Buna sebep, hatalı/yanlış/yersiz/hesapsız transfer politikaları da değildir. Türk futbolunun yapısal özelliği; Cristiano Ronaldo ve Messi’nin gelmesinde bile, hantal yapısının değişmeyeceği gerçeğidir.
***
Çünkü... Ligimiz çok düşük tempoda oynanıyor. Ayrıca fauller, taçlar, bilinçli kornerler, sakatlıklar ve başka nedenlerle oyunlar çok sık duruyor. Son iki sezonun şampiyonu Beşiktaş, iki yıldır faul yapmanın da şampiyonu... Hatta Pepe, bu durumu üstü kapalı olarak “Oyunu çok fazla durduruyoruz” diye şikayet etti.
İkili mücadelelerde çok çabuk yerdeyiz ve düştüğümüz yerden asla erken kalkamıyoruz. Faul sonrası yerde kalan futbolcunun tekrar ayağa kalkması, neredeyse bir dakikayı buluyor. Bu çok uzun bir süre ve oyunun akış debisini olumsuz etkiliyor. Volkan Şen’in şu ara futboldan uzak kalmasının ana nedeni; yerde geçirdiği sürelerin, genel ortalamanın çok üstünde olmasından kaynaklanıyor... Advocaat, sırf bu nedenle onu oynatmıyordu.
***
Hakeme itirazlar da çok had safhada... İtirazlar gerektiği için değil; hakemin bir sonraki kararına etkili olabilmeyi sağlama adına stratejiyle yapılıyor. Avrupa buna ihtiyaç duymaz!

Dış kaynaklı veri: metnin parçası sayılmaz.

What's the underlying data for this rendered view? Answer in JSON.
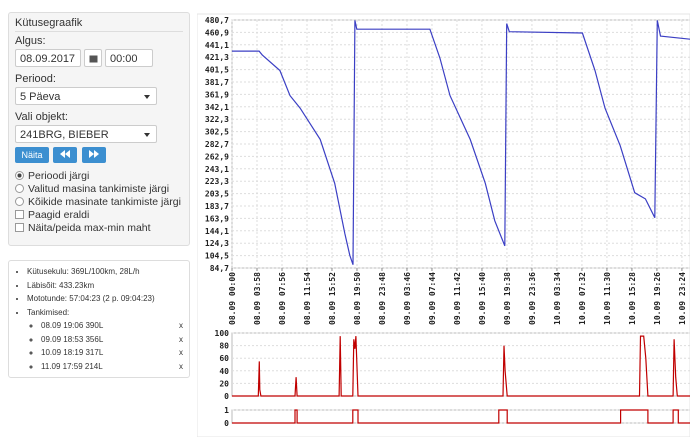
{
  "sidebar": {
    "title": "Kütusegraafik",
    "start_label": "Algus:",
    "start_date": "08.09.2017",
    "start_time": "00:00",
    "period_label": "Periood:",
    "period": "5 Päeva",
    "object_label": "Vali objekt:",
    "object": "241BRG, BIEBER",
    "show_button": "Näita",
    "radios": [
      "Perioodi järgi",
      "Valitud masina tankimiste järgi",
      "Kõikide masinate tankimiste järgi"
    ],
    "radio_selected": 0,
    "checkboxes": [
      "Paagid eraldi",
      "Näita/peida max-min maht"
    ]
  },
  "summary": {
    "items": [
      "Kütusekulu: 369L/100km, 28L/h",
      "Läbisõit: 433.23km",
      "Mototunde: 57:04:23 (2 p. 09:04:23)",
      "Tankimised:"
    ],
    "refuels": [
      {
        "text": "08.09 19:06 390L",
        "remove": "x"
      },
      {
        "text": "09.09 18:53 356L",
        "remove": "x"
      },
      {
        "text": "10.09 18:19 317L",
        "remove": "x"
      },
      {
        "text": "11.09 17:59 214L",
        "remove": "x"
      }
    ]
  },
  "chart_data": [
    {
      "type": "line",
      "x": [
        0,
        258,
        288,
        456,
        552,
        648,
        840,
        978,
        1074,
        1122,
        1152,
        1170,
        1188,
        1884,
        1980,
        2076,
        2268,
        2412,
        2502,
        2598,
        2616,
        2640,
        3336,
        3456,
        3552,
        3696,
        3834,
        3936,
        4026,
        4050,
        4080,
        4362
      ],
      "series": [
        {
          "color": "#3b3fc4",
          "values": [
            431,
            431,
            425,
            400,
            360,
            340,
            290,
            220,
            140,
            105,
            90,
            480,
            466,
            466,
            420,
            360,
            290,
            220,
            160,
            120,
            475,
            462,
            460,
            400,
            340,
            280,
            205,
            195,
            165,
            480,
            455,
            450
          ]
        }
      ],
      "xlim": [
        0,
        4380
      ],
      "xticks": [
        {
          "value": 0,
          "label": "08.09 00:00"
        },
        {
          "value": 238,
          "label": "08.09 03:58"
        },
        {
          "value": 476,
          "label": "08.09 07:56"
        },
        {
          "value": 714,
          "label": "08.09 11:54"
        },
        {
          "value": 952,
          "label": "08.09 15:52"
        },
        {
          "value": 1190,
          "label": "08.09 19:50"
        },
        {
          "value": 1428,
          "label": "08.09 23:48"
        },
        {
          "value": 1666,
          "label": "09.09 03:46"
        },
        {
          "value": 1904,
          "label": "09.09 07:44"
        },
        {
          "value": 2142,
          "label": "09.09 11:42"
        },
        {
          "value": 2380,
          "label": "09.09 15:40"
        },
        {
          "value": 2618,
          "label": "09.09 19:38"
        },
        {
          "value": 2856,
          "label": "09.09 23:36"
        },
        {
          "value": 3094,
          "label": "10.09 03:34"
        },
        {
          "value": 3332,
          "label": "10.09 07:32"
        },
        {
          "value": 3570,
          "label": "10.09 11:30"
        },
        {
          "value": 3808,
          "label": "10.09 15:28"
        },
        {
          "value": 4046,
          "label": "10.09 19:26"
        },
        {
          "value": 4284,
          "label": "10.09 23:24"
        }
      ],
      "ylim": [
        84.7,
        480.7
      ],
      "yticks": [
        {
          "value": 84.7,
          "label": "84,7"
        },
        {
          "value": 104.5,
          "label": "104,5"
        },
        {
          "value": 124.3,
          "label": "124,3"
        },
        {
          "value": 144.1,
          "label": "144,1"
        },
        {
          "value": 163.9,
          "label": "163,9"
        },
        {
          "value": 183.7,
          "label": "183,7"
        },
        {
          "value": 203.5,
          "label": "203,5"
        },
        {
          "value": 223.3,
          "label": "223,3"
        },
        {
          "value": 243.1,
          "label": "243,1"
        },
        {
          "value": 262.9,
          "label": "262,9"
        },
        {
          "value": 282.7,
          "label": "282,7"
        },
        {
          "value": 302.5,
          "label": "302,5"
        },
        {
          "value": 322.3,
          "label": "322,3"
        },
        {
          "value": 342.1,
          "label": "342,1"
        },
        {
          "value": 361.9,
          "label": "361,9"
        },
        {
          "value": 381.7,
          "label": "381,7"
        },
        {
          "value": 401.5,
          "label": "401,5"
        },
        {
          "value": 421.3,
          "label": "421,3"
        },
        {
          "value": 441.1,
          "label": "441,1"
        },
        {
          "value": 460.9,
          "label": "460,9"
        },
        {
          "value": 480.7,
          "label": "480,7"
        }
      ],
      "grid": true
    },
    {
      "type": "line",
      "x": [
        0,
        250,
        260,
        265,
        275,
        600,
        610,
        620,
        1020,
        1030,
        1040,
        1150,
        1160,
        1170,
        1180,
        1200,
        2580,
        2590,
        2600,
        2620,
        3880,
        3890,
        3920,
        3940,
        3960,
        4200,
        4210,
        4225,
        4240,
        4380
      ],
      "series": [
        {
          "color": "#c00000",
          "values": [
            0,
            0,
            55,
            10,
            0,
            0,
            30,
            0,
            0,
            95,
            0,
            0,
            90,
            75,
            95,
            0,
            0,
            80,
            40,
            0,
            0,
            95,
            95,
            60,
            0,
            0,
            90,
            30,
            0,
            0
          ]
        }
      ],
      "xlim": [
        0,
        4380
      ],
      "ylim": [
        0,
        100
      ],
      "yticks": [
        0,
        20,
        40,
        60,
        80,
        100
      ],
      "grid": true
    },
    {
      "type": "line",
      "x": [
        0,
        600,
        600,
        620,
        620,
        1150,
        1150,
        1200,
        1200,
        2540,
        2540,
        2620,
        2620,
        3700,
        3700,
        3960,
        3960,
        4200,
        4200,
        4250,
        4250,
        4380
      ],
      "series": [
        {
          "color": "#c00000",
          "values": [
            0,
            0,
            1,
            1,
            0,
            0,
            1,
            1,
            0,
            0,
            1,
            1,
            0,
            0,
            1,
            1,
            0,
            0,
            1,
            1,
            0,
            0
          ]
        }
      ],
      "xlim": [
        0,
        4380
      ],
      "ylim": [
        0,
        1
      ],
      "yticks": [
        0,
        1
      ],
      "grid": true
    }
  ]
}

Vardar’ın yeni teknik direktörü Janevsky; Fenerbahçe’yi kupadan eledikten sonra yaptığı basın toplantısında, “Rakibin sürekli yatay oynadığını biliyorduk. Bu zaafından faydalandık” dedi. Sadece Fenerbahçe değil; neredeyse tüm takımlarımız, yengeçler gibi rakip yarı alana hep “Yan yan” gider. Dikey oynayanımız yoktur.
Geri pas ve paralel pas, Türk futbolunun acı gerçeği ve hatta hastalığıdır. Bu saplantıdan kurtulamıyoruz. Yazının başından beri üzerinde durduğumuz sıkıntılara çözüm üretmedikçe, kurtuluşu yeni transferlerde asla bulamayacağız. Anlayın artık!